A crush is the infatuation you feel for someone, especially during childhood and early adolescence. This infatuation is often referred to as puppy love or “the honeymoon phase” because of the initial feelings of romance and attraction.
While crushing is normal, it is important to make sure your kids understand how to manage their emotions and the stages they are going through. Unchecked, this can lead to unhealthy feelings of infatuation and even depression. It’s also important for parents to be involved in their child’s exploration of crush and to be a guide on this new territory.
Having a crush triggers hormone changes in your body and brain, which can lead to fantasies about the person you admire. Your irrational thoughts and unrealistic beliefs about this person can make you see them through rose-colored glasses and form illusory scenarios in your mind that are not true to reality. In addition to triggering mood and hormonal changes, having a crush can increase serotonin levels in your brain. This is a good thing as serotonin is an essential chemical that boosts your mood, helps you sleep and eat, and combats depression and anxiety.

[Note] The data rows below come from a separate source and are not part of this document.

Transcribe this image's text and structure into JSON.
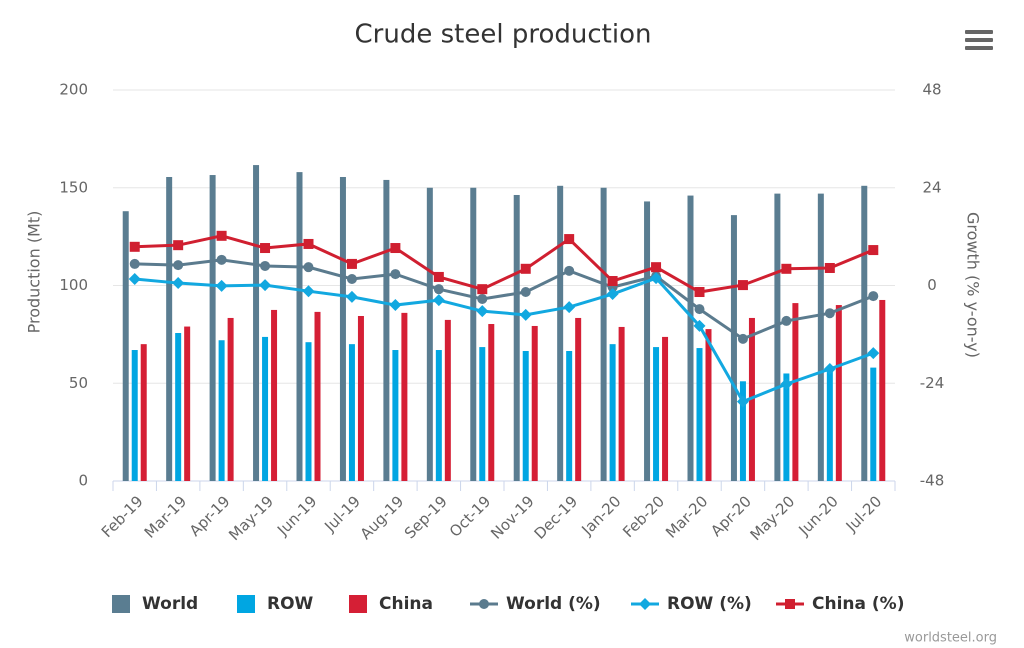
{
  "chart_data": {
    "type": "bar",
    "title": "Crude steel production",
    "y_label": "Production (Mt)",
    "y2_label": "Growth (% y-on-y)",
    "credit": "worldsteel.org",
    "categories": [
      "Feb-19",
      "Mar-19",
      "Apr-19",
      "May-19",
      "Jun-19",
      "Jul-19",
      "Aug-19",
      "Sep-19",
      "Oct-19",
      "Nov-19",
      "Dec-19",
      "Jan-20",
      "Feb-20",
      "Mar-20",
      "Apr-20",
      "May-20",
      "Jun-20",
      "Jul-20"
    ],
    "ylim": [
      0,
      200
    ],
    "yticks": [
      0,
      50,
      100,
      150,
      200
    ],
    "y2lim": [
      -48,
      48
    ],
    "y2ticks": [
      -48,
      -24,
      0,
      24,
      48
    ],
    "grid": true,
    "series": [
      {
        "name": "World",
        "type": "bar",
        "color": "#5a7d91",
        "values": [
          138,
          155.5,
          156.5,
          161.6,
          158,
          155.5,
          154,
          150,
          150,
          146.3,
          151,
          150,
          143,
          146,
          136,
          147,
          147,
          151
        ]
      },
      {
        "name": "ROW",
        "type": "bar",
        "color": "#00a6e2",
        "values": [
          67,
          75.7,
          72,
          73.7,
          71,
          70,
          67,
          67,
          68.5,
          66.5,
          66.5,
          70,
          68.5,
          68,
          51,
          55,
          57,
          58
        ]
      },
      {
        "name": "China",
        "type": "bar",
        "color": "#d51f35",
        "values": [
          70,
          79,
          83.4,
          87.5,
          86.5,
          84.4,
          86,
          82.4,
          80.3,
          79.3,
          83.4,
          78.8,
          73.7,
          77.7,
          83.4,
          91,
          90,
          92.6
        ]
      },
      {
        "name": "World (%)",
        "type": "line",
        "axis": "y2",
        "marker": "circle",
        "color": "#5b7b8e",
        "values": [
          5.3,
          5.0,
          6.3,
          4.8,
          4.5,
          1.6,
          2.8,
          -0.9,
          -3.3,
          -1.6,
          3.6,
          -0.4,
          2.3,
          -5.8,
          -13.1,
          -8.7,
          -6.8,
          -2.6
        ]
      },
      {
        "name": "ROW (%)",
        "type": "line",
        "axis": "y2",
        "marker": "diamond",
        "color": "#12a8e0",
        "values": [
          1.6,
          0.6,
          -0.1,
          0.1,
          -1.4,
          -2.8,
          -4.8,
          -3.6,
          -6.3,
          -7.2,
          -5.3,
          -2.1,
          1.8,
          -9.9,
          -28.5,
          -24.2,
          -20.5,
          -16.6
        ]
      },
      {
        "name": "China (%)",
        "type": "line",
        "axis": "y2",
        "marker": "square",
        "color": "#d01f30",
        "values": [
          9.5,
          9.9,
          12.2,
          9.2,
          10.2,
          5.3,
          9.2,
          2.1,
          -0.9,
          4.1,
          11.4,
          1.1,
          4.5,
          -1.6,
          0.1,
          4.1,
          4.3,
          8.7
        ]
      }
    ]
  }
}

As your crush starts to become more real, you go through three generic stages: denial, accepting your emotions, and obsession. During denial, you deny that your feelings are real, and you continue to casually think about them. You start noticing little things about them, such as how their breath smells after eating strawberries or the way they smile during class. You daydream about them and sway in your seat when they wave at you during a football game.
Eventually, you have to man up and tell them how you feel. This can be scary, but it’s worth it if you want to move forward in your relationship. Maybe they will reject you, which is okay because it’ll give you closure and a chance to flip the page. But hopefully, they will return your feelings. This is the best-case scenario, and all of your nerves and jitters will transform into relieved sighs of happiness.